A: NO! In order to maintain the corporate structure, you must not mix your personal and business assets. You must operate your business from a separate bank account, otherwise you risk being personally liable for any debts/claims of the business. Also, it is highly recommended that if you are not operating your business out of a commercial space, but rather out of your home, that you get a PO Box (either from the post office or a place that rents mail boxes) as the “official” contact point for your business, along with separate phone and fax numbers. Google Voice is free and allows you to obtain a phone # and have all calls directed to any other phone # (such as your cell phone). eFax offers web/email based receive and fax services for about $16/month and allows you to have incoming faxes sent to any email address.

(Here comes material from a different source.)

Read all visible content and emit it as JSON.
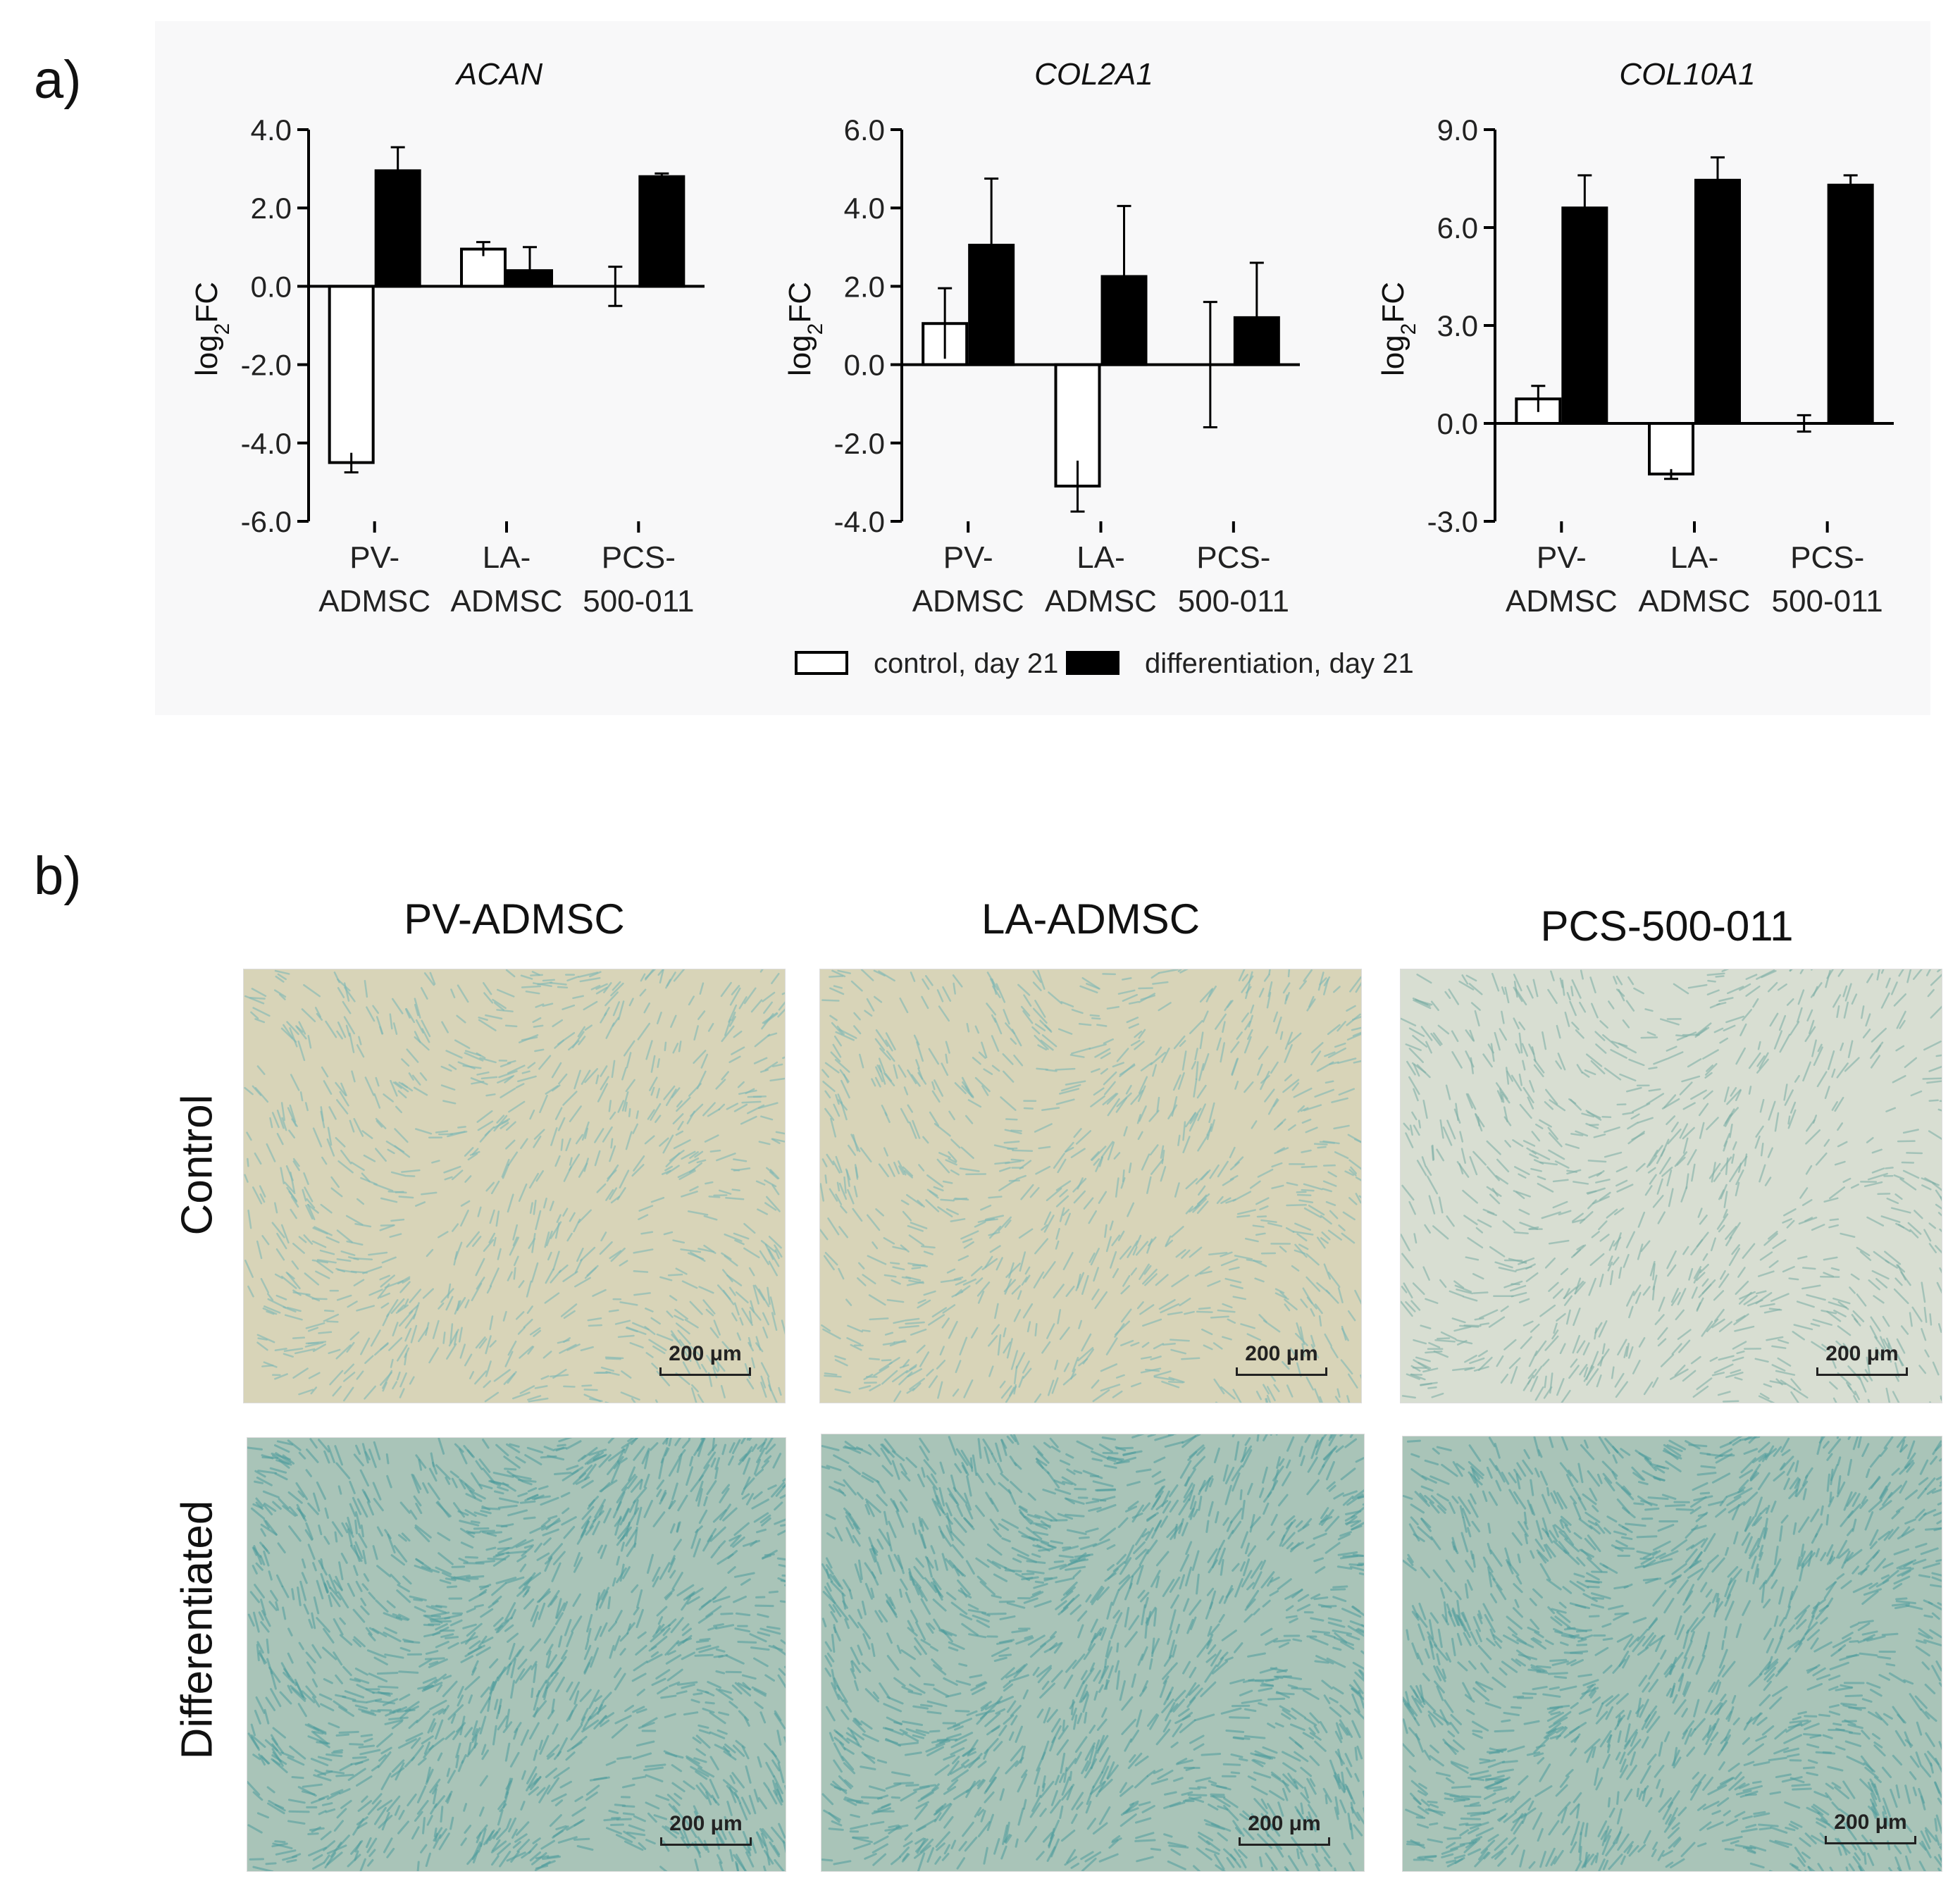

Q: Can I operate my business out of my home, or do I need to lease an office/space?
A: Yes, but make sure that your zoning code allows for the operation of a business out of residential space.
Q: What if I want to lease a raw space and build it out to my specs?
A: Go for it. Just make sure that the space is zoned for the business you intend. For example, Philadelphia has nine separate commercial zoning types. Also, depending on what type of zone you are in, you might be required to provide some form of parking and there may be restrictions on what kind of signs you can use. If the building you are interested in is not zoned for the type of business you want to operate, you can get a variance. Consult with a land-use/zoning attorney if you have specific questions about the zoning code in your area.